Look, if you had one shot or one opportunity to seize everything you ever wanted in one moment. Would you capture it, or just let it slip?
Will the real Peter Sagan please stand up? (On the San Remo top step of the podium)... Eminem references out the way, it's Sagan's final Milan-San Remo on Saturday, the Monument he always seemed best suited to winning but never has...
[Gian Mattia D'Alberto — LaPresse]
Two second places, one behind Gerald Ciolek's stunning underdog victory (above), another from an escape trio including eventual winner Michał Kwiatkowski and Julian Alaphilippe (below). Five fourth places, one sixth place and a tenth. Is Saturday finally the day?
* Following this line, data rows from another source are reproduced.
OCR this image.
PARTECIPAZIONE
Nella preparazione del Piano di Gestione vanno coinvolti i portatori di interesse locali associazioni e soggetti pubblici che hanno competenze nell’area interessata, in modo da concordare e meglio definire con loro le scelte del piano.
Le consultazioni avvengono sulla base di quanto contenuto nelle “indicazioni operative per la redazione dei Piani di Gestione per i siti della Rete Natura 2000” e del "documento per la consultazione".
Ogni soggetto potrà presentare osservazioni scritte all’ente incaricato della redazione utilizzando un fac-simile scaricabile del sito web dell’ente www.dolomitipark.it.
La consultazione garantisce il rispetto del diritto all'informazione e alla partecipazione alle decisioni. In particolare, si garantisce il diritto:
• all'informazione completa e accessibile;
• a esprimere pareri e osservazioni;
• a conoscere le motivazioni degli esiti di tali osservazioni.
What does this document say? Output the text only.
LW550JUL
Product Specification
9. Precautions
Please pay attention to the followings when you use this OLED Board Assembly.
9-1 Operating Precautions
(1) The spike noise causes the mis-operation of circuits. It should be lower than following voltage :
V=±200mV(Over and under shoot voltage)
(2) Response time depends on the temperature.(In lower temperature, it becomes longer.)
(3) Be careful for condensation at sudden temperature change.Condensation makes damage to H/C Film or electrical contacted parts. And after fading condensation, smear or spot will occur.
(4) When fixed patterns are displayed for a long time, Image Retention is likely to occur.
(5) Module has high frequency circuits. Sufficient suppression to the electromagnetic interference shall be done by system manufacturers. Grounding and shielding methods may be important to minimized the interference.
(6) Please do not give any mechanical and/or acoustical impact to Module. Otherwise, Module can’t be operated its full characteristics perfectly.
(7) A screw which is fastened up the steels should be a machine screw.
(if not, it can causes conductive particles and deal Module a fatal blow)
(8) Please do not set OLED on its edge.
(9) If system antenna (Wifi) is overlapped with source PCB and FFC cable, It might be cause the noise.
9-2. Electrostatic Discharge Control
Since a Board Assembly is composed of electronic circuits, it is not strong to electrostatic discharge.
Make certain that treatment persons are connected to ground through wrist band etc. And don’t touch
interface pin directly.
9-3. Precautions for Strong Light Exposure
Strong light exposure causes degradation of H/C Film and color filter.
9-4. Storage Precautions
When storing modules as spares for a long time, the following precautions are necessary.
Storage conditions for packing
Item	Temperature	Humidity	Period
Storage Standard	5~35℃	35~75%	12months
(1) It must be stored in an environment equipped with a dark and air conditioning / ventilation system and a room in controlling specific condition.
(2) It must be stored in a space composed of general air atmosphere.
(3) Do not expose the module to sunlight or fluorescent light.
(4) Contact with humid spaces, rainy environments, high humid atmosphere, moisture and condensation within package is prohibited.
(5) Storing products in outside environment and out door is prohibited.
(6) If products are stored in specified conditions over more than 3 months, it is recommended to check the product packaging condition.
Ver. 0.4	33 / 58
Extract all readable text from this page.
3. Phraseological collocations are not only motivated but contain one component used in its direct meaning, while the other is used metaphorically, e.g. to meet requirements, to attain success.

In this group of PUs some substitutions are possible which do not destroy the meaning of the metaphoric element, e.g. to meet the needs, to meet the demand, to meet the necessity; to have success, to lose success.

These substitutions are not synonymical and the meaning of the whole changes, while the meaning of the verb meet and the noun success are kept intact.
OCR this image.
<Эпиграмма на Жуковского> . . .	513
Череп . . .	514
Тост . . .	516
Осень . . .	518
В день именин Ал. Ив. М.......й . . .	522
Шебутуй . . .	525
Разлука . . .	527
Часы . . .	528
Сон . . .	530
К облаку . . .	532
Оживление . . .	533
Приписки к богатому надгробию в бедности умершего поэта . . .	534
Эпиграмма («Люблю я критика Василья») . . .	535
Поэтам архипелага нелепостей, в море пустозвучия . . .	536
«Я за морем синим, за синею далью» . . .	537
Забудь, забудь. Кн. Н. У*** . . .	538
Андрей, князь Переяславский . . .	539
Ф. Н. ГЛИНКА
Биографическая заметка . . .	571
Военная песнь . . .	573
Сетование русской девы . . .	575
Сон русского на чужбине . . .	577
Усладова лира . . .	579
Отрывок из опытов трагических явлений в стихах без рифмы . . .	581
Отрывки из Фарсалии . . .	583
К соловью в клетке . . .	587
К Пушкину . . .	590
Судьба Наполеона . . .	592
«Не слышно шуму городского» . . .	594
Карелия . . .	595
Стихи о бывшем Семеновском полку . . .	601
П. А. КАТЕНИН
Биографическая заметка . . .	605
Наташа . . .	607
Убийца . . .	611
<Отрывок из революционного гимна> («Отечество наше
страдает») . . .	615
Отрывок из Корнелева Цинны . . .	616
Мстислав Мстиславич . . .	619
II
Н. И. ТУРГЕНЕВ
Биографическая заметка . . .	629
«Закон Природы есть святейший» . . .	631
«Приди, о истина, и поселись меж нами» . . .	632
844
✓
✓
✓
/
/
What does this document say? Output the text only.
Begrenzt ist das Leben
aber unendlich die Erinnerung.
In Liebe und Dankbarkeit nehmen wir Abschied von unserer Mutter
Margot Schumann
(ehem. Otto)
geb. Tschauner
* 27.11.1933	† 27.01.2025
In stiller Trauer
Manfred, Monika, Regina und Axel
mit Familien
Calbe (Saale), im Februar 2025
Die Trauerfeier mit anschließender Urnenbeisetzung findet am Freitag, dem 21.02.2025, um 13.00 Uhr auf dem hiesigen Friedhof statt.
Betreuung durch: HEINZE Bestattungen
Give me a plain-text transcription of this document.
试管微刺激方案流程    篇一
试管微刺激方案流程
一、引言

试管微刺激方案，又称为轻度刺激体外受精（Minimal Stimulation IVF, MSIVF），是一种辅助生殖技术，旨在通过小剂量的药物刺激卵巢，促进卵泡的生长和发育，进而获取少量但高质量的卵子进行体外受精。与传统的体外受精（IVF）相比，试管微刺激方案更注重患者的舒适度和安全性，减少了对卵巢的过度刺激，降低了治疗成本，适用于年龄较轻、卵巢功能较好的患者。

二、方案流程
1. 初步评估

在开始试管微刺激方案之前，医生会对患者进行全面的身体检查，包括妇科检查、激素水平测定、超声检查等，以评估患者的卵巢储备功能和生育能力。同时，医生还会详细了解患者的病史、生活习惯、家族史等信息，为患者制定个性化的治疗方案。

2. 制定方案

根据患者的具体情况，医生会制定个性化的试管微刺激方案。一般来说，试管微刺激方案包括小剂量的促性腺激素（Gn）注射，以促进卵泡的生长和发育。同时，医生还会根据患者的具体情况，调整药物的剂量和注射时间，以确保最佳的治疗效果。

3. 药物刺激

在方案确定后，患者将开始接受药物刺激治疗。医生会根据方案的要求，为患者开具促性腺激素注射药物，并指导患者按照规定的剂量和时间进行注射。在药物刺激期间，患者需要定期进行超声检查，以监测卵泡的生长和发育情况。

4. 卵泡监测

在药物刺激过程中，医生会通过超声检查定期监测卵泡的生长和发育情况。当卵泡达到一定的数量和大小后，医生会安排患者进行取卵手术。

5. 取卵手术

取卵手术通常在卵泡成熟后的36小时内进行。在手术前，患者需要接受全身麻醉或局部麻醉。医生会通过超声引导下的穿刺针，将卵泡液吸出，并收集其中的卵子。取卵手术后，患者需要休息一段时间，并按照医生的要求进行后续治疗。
Stranger things have happened but the three-time World Champion will need to improve on his underwhelming start to his final WorldTour season.
[LaPresse — D'Alberto-Ferrari]
Speaking to Cyclingnews, Sagan acknowledges "I've got one chance left to win it"...
"Milan-San Remo has always been a race that suits me but has always been a difficult race for me to win," he said. "I haven't managed to win Milan-San Remo for a lot of different reasons and because every year is a different race. Losing in 2017 hurt a lot, I admit it. I felt really strong that day, but they told me information from the team car that was wrong, so I made a bad tactical decision. But as I said, Milan-San Remo is decided even in a split second and you don’t get a second chance to win.
"Milan-San Remo is also special in that sense, there so much you can't control. If you're the absolute strongest at the Tour of Flanders, you can win quite easily. Milan-San Remo is more of a lottery and everything is decided in the last five kilometres, so there's no real time to correct any errors you make or to turn things around if you have a mechanical or a problem. Milan-San Remo is all or nothing."